Он посмотрел на меня в упор и легонько усмехнулся.
— А я, кажись, знаю вас… Вы никак этот самый… художник. Прошлый год уже были в наших местах. Да вы присядьте, почему не хотите присесть? — сказал корчмарь с явным желанием рассеять свою собственную скуку.
Он уже окончательно проснулся и теперь лицом стал моложе и еще хитрее.
Я заказал пятьдесят граммов сливовой. В рюмке плавала муха.
— Ох уж эти чертовы мухи! — сказал парень, демонстративно открывая новую бутылку.
Мягко шлепая по полу черными пятками — он был босой, в выгоревшей тельняшке, — корчмарь подошел к стойке, взял и себе рюмку. Потом вернулся к моему столику и сел напротив.
— Ваше здоровьице!.. Побудете у нас подольше — мы и готовить для вас станем.

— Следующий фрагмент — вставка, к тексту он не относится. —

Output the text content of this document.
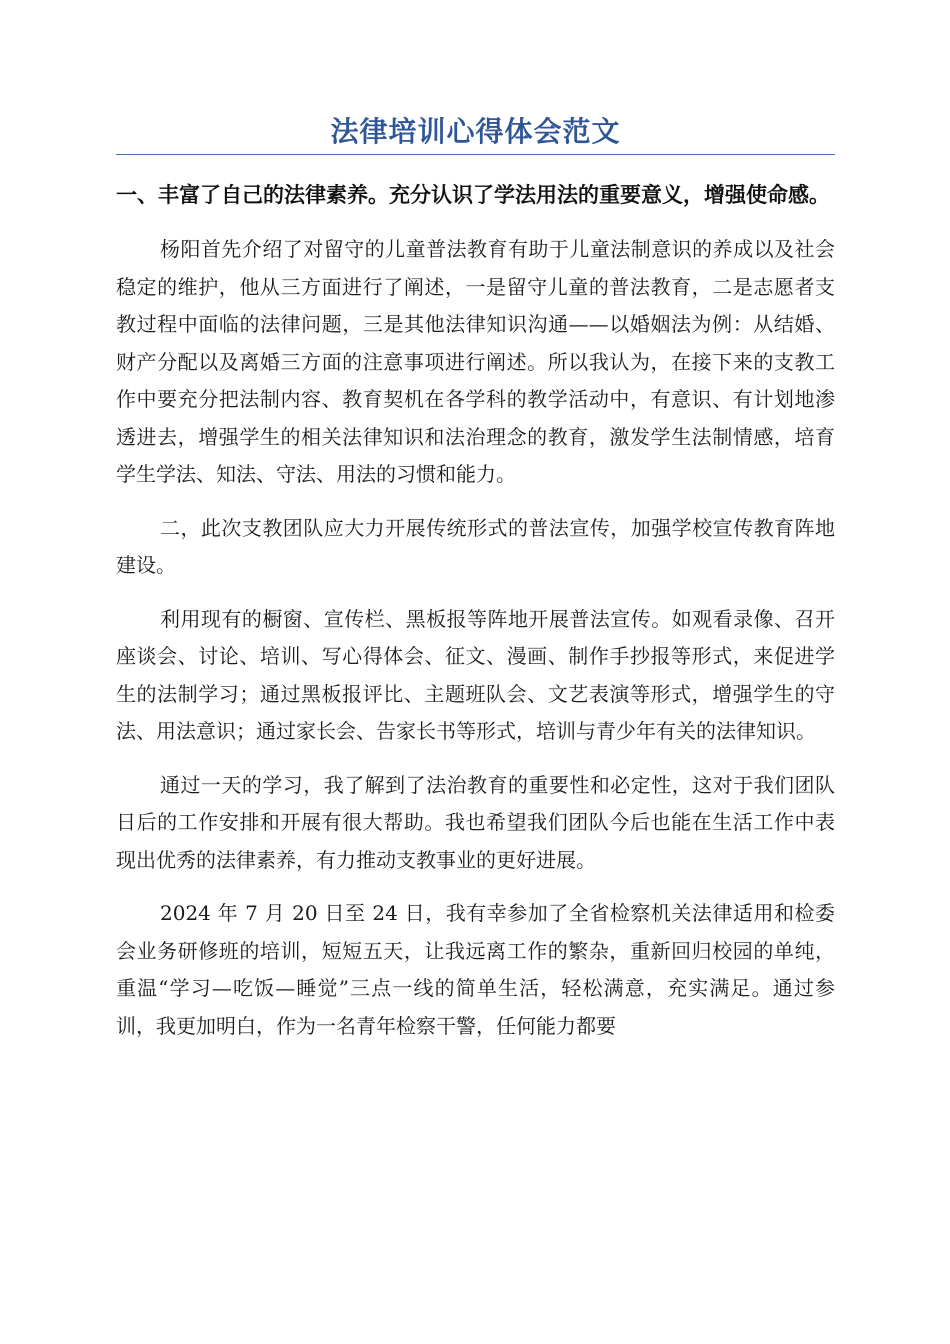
法律培训心得体会范文

一、丰富了自己的法律素养。充分认识了学法用法的重要意义，增强使命感。

杨阳首先介绍了对留守的儿童普法教育有助于儿童法制意识的养成以及社会稳定的维护，他从三方面进行了阐述，一是留守儿童的普法教育，二是志愿者支教过程中面临的法律问题，三是其他法律知识沟通——以婚姻法为例：从结婚、财产分配以及离婚三方面的注意事项进行阐述。所以我认为，在接下来的支教工作中要充分把法制内容、教育契机在各学科的教学活动中，有意识、有计划地渗透进去，增强学生的相关法律知识和法治理念的教育，激发学生法制情感，培育学生学法、知法、守法、用法的习惯和能力。

二，此次支教团队应大力开展传统形式的普法宣传，加强学校宣传教育阵地建设。

利用现有的橱窗、宣传栏、黑板报等阵地开展普法宣传。如观看录像、召开座谈会、讨论、培训、写心得体会、征文、漫画、制作手抄报等形式，来促进学生的法制学习；通过黑板报评比、主题班队会、文艺表演等形式，增强学生的守法、用法意识；通过家长会、告家长书等形式，培训与青少年有关的法律知识。

通过一天的学习，我了解到了法治教育的重要性和必定性，这对于我们团队日后的工作安排和开展有很大帮助。我也希望我们团队今后也能在生活工作中表现出优秀的法律素养，有力推动支教事业的更好进展。

2024 年 7 月 20 日至 24 日，我有幸参加了全省检察机关法律适用和检委会业务研修班的培训，短短五天，让我远离工作的繁杂，重新回归校园的单纯，重温“学习—吃饭—睡觉”三点一线的简单生活，轻松满意，充实满足。通过参训，我更加明白，作为一名青年检察干警，任何能力都要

Бывает, подкинут мяса, а то и рыбы. Приносит один… русский…
— Николай Васильевич?
— Он самый. В обмен на выпивку. Если не беру, сердится. А мне она на что? Народ нынче занятой, некогда людям рассиживаться да рыбкой закусывать. Как вас, простите, величают?
Я назвался.
— Меня — Димитром. Но попросту можно — Ми́тю. Значит, море будете рисовать? Прошлым летом к нам тоже художник приезжал. Две картины мне подарил. Сильный мастер. Вон там они, на стенке…
Это были работы странствующего художника-самоучки. Такие «шедевры» обычно украшают стены наших харчевен, ресторанов и парикмахерских, и цена их — бутылка ракии.
— Красиво, верно? — восхищенно спросил Митю. — Талант! Он мне их так, бесплатно, оставил… по дружбе. Золотые руки у человека. С Казаком компанию водил… Русский — тот все больше молчал как рыба, а этот звезды с неба схватить норовил, распалялся, в раж входил…
Митю проводил меня до дверей, явно сожалея, что я так скоро его покидаю.
— Значит, если пожелаете, чтоб мы на вас готовили, скажите! — напомнил он.